What can you do as a user? Please report devcppPortable.exe as a false positive.


  1. This comment has been removed by a blog administrator.

  2. Probably some lazy Antivirus definition database that doesn't know how to classify the behaviour and so takes the safest option, it's dangerous. A lot of false positives start out this way.

  3. Would be nice if you could tag all release posts as "download" or something or a dedicated Download page for the latest (stable) version with a link to the SourceForge page for previous versions. Thanks.
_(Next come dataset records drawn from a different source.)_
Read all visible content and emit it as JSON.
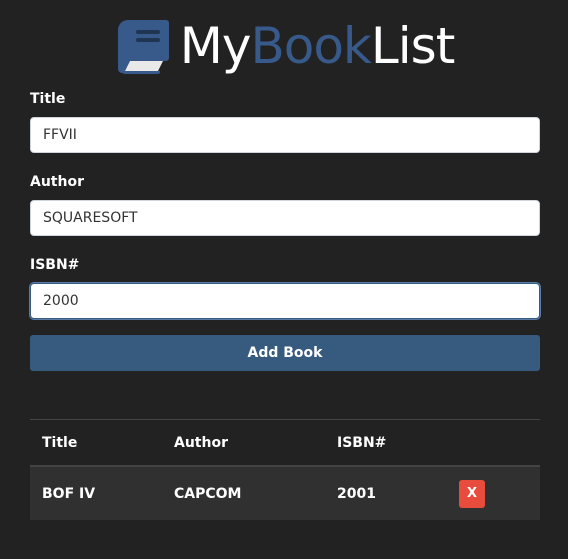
{
  "brand": {
    "title_part1": "My",
    "title_part2": "Book",
    "title_part3": "List",
    "accent_color": "#375a8a",
    "icon": "book-icon"
  },
  "form": {
    "title_label": "Title",
    "title_value": "FFVII",
    "author_label": "Author",
    "author_value": "SQUARESOFT",
    "isbn_label": "ISBN#",
    "isbn_value": "2000",
    "submit_label": "Add Book"
  },
  "table": {
    "headers": [
      "Title",
      "Author",
      "ISBN#"
    ],
    "rows": [
      {
        "title": "BOF IV",
        "author": "CAPCOM",
        "isbn": "2001",
        "delete_label": "X"
      }
    ]
  },
  "colors": {
    "background": "#222222",
    "primary": "#375a7f",
    "danger": "#e74c3c"
  }
}
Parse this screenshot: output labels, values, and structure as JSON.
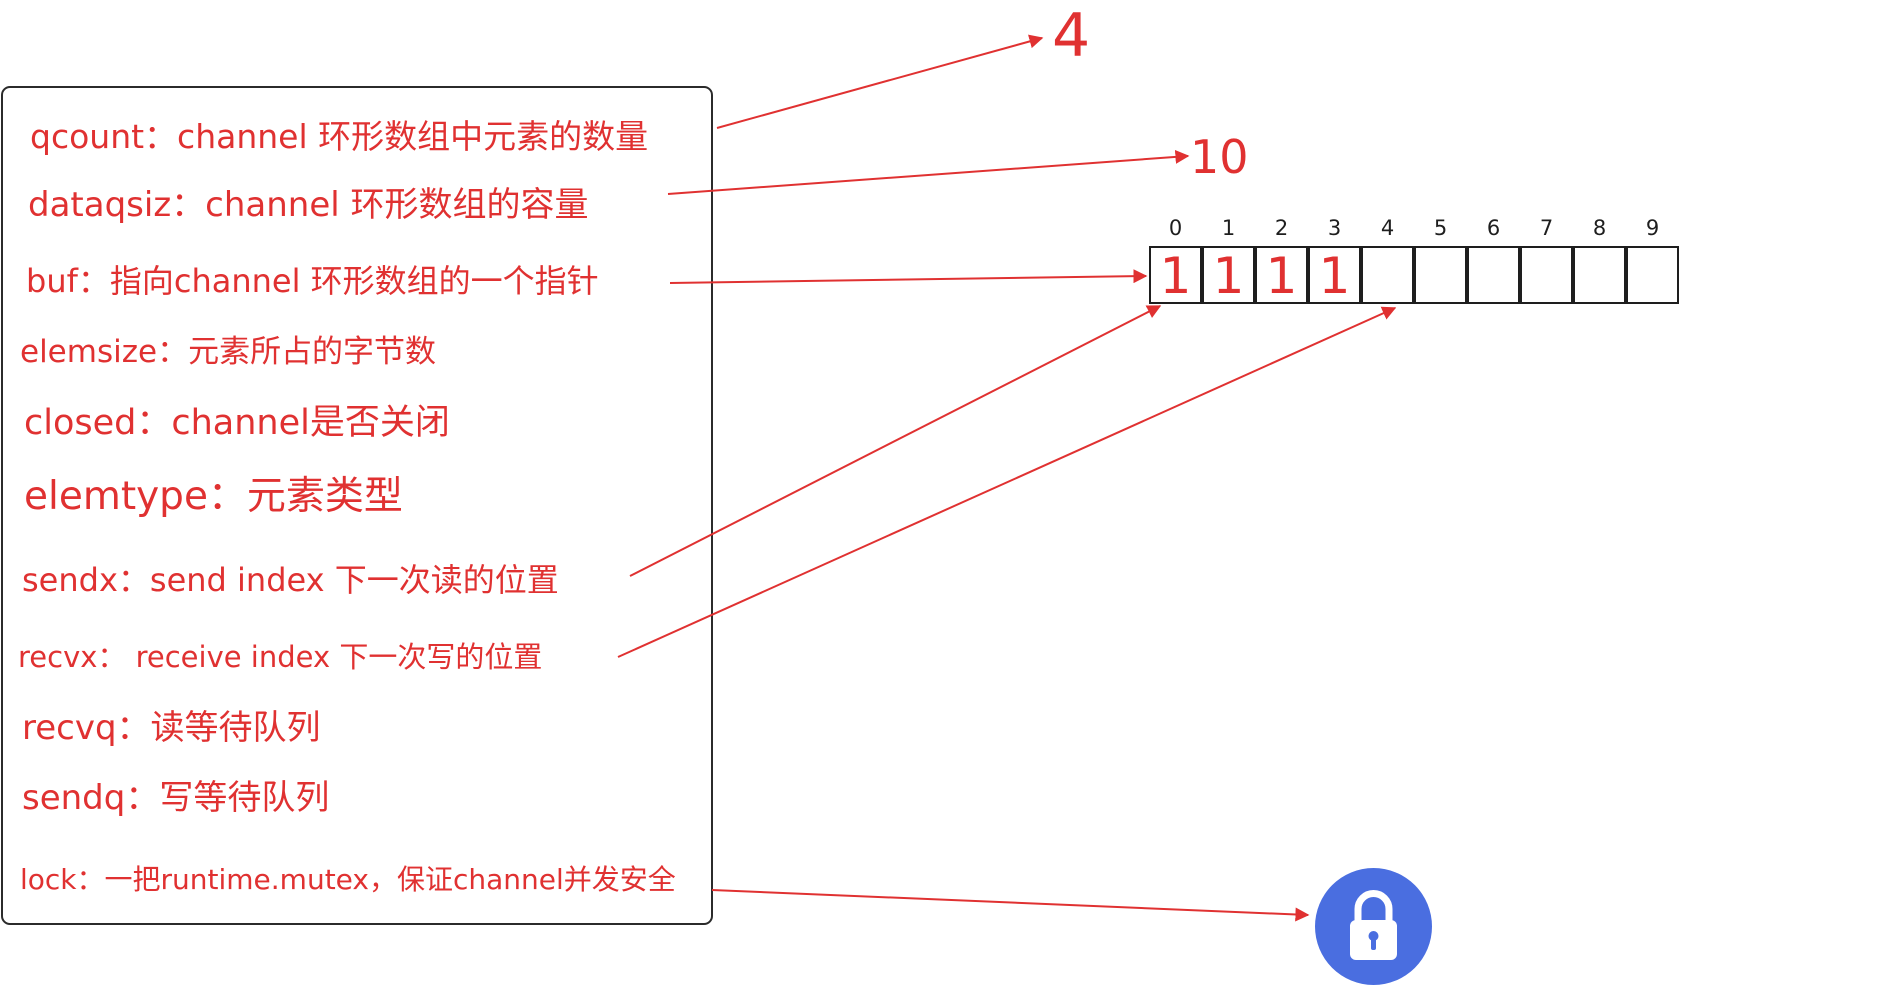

    1. Live adult cams | सेक्स के दौरान आवाज क्यों करती हैं महिलाएं
      Live adult cams | उईईईईइ माँ बाहर निकालो में मर जाऊंगी,कंडोम गर्भ
      free adult video chat | एच आर मैडम की चुदाई ऑफिस के वाशरूम में चुत से खून निकला
      free sex webcams | दीपिका पादुकोण चुत से खून निकला
      free sex webcams | चुत से खून निकला
      Free Chat with Couples | ऐस्वर्या की चुदाई की फोटो
      Girl Alone live sex chat | साली की चुदाई दोपहर मैं २ बजे
      live crazy adult webcam model | live crazy adult webcam model | उईईईईइ माँ बाहर निकालो में मर जाऊंगी,कंडोम गर्भ
      live crazy adult webcam model | ईइ माँ बाहर निकालो में मर जाऊंगी,कंडोम गर्भ
      Sexy transgenderfree chat with men|गांड मे लंड डालने की कहानी
      free chat with men | उईईईईइ माँ बाहर निकालो में मर जाऊंगी,कंडोम गर्भ
      live gay cams |
      Girls Teen Webcam |
      Webcam Porn video | सेक्स के दौरान आवाज क्यों करती हैं महिलाएं

  4. Yes i really agree with you. How we save our C++ data

  5. Looks like you are out-of-touch with Sourceforge. This is not your fault. Sourceforge's new policy has been bundling malware automatically with *every* .exe hosted on its website. A recent case was with that of Filezilla. See:

  6. Looks like you are out-of-touch with Sourceforge. This is not your fault. Sourceforge's new policy has been bundling malware automatically with *every* .exe hosted on its website. A recent case was with that of Filezilla

    sua nha dep | tam chong am khoi | da hoa cuong | unionshirts | gearlaunch | teespring | teechip | sunfrogshirts | snorgtees | bonfire funds | promopays | elephant shirt | diversethreads | viralstyle | teezily


  7. The share your really gives us excitement. Thanks for your sharing. If you feel tired at work or study try to participate in our games to bring the most exciting feeling. Thank you!
    hotmail sign in | red ball |

  8. • I love your blog! I hope to see more posts from you in the future. Really great!!!
    * Street view

  9. The blog or and best that is extremely useful to keep I can share the ideas of the future as this is really what I was looking for, I am very comfortable and pleased to come here. Thank you very much.
    animal jam | five nights at freddy's | hotmail login

  10. i really likes your blog and You have shared the whole concept really well. and Very beautifully soulful read! thanks for sharing.
    GCLUB มือถือ

  11. Amazing! Thank you for putting this together!


  12. JBN Creators is dedicated to provide all-in-one eCommerce websites for your store. Here we are ready to provide you optimum support in terms of improving your business and expanding the horizon. We invite you to make use of our optimum resources so as to meet the business goal at the earliest.
    Website Designing

  13. Post really provice useful information! Thanks for sharing, nice post!

    Chúng tôi có các blog rất hữu ích gồm:, giúp giải đáp thắc mắc nằm mơ thấy rắn, dubai thuộc nước nàobias là gì rất hữu ích.